Below is an abstract from a paper that has just appeared at a prestigious pediatrics journal. It alludes to the Ashley X case in the first sentence, and advocates more widespread use of the high-dose estrogen treatment used there. Read CAREFULLY, and slowly:

Publication of an account of growth attenuation with high-dose estrogen in a child with profound physical and cognitive disability brought widespread attention to a common and complex issue faced by families caring for all children, namely, the potentially negative effect of the increasing size of a child on the ability of his or her family to provide independent care, which in turn makes it more difficult for parents to keep the child in the home and involved in family activities.
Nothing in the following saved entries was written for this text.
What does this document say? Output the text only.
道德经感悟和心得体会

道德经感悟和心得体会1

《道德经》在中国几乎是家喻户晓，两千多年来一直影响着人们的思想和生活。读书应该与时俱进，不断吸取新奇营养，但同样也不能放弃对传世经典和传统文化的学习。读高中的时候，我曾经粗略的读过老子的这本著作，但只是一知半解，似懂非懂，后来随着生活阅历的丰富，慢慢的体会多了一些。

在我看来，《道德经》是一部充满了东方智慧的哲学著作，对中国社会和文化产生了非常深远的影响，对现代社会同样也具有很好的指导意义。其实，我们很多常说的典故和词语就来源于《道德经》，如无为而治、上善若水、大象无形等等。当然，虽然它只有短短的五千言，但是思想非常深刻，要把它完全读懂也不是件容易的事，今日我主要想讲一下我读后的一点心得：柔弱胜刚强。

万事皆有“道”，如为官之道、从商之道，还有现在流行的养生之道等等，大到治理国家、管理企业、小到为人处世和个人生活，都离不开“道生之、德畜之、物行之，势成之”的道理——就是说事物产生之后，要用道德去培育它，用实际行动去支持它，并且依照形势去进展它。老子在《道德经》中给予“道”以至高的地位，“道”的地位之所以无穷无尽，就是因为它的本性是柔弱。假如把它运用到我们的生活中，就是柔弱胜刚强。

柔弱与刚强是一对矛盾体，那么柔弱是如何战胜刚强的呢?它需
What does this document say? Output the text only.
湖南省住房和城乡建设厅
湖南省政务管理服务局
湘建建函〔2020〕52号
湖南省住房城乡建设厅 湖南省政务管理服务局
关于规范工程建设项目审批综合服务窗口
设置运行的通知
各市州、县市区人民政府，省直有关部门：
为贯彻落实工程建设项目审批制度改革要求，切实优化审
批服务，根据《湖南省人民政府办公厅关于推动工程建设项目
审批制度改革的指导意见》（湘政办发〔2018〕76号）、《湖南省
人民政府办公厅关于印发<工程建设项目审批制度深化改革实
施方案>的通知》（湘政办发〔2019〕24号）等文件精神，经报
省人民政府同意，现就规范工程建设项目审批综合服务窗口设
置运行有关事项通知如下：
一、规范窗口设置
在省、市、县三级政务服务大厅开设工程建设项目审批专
In this article we explore the scientific rationale for, effectiveness and safety of, and ethical considerations bearing on growth-attenuation treatment of children without profound and permanent cognitive disability. Informed responses to key clinically relevant questions are proposed. Our analysis suggests that growth attenuation is an innovative and sufficiently safe therapy that offers the possibility of an improved quality of life for ambulatory children without profound cognitive disability and their families. Pediatricians and other care providers should include discussion of these options as part of anticipatory guidance around the age of 3 years so that, if elected, potential clinically meaningful benefits of growth-attenuation therapy can be realized. Because of the publicity and debate surrounding the first reported case, ethics consultation is recommended.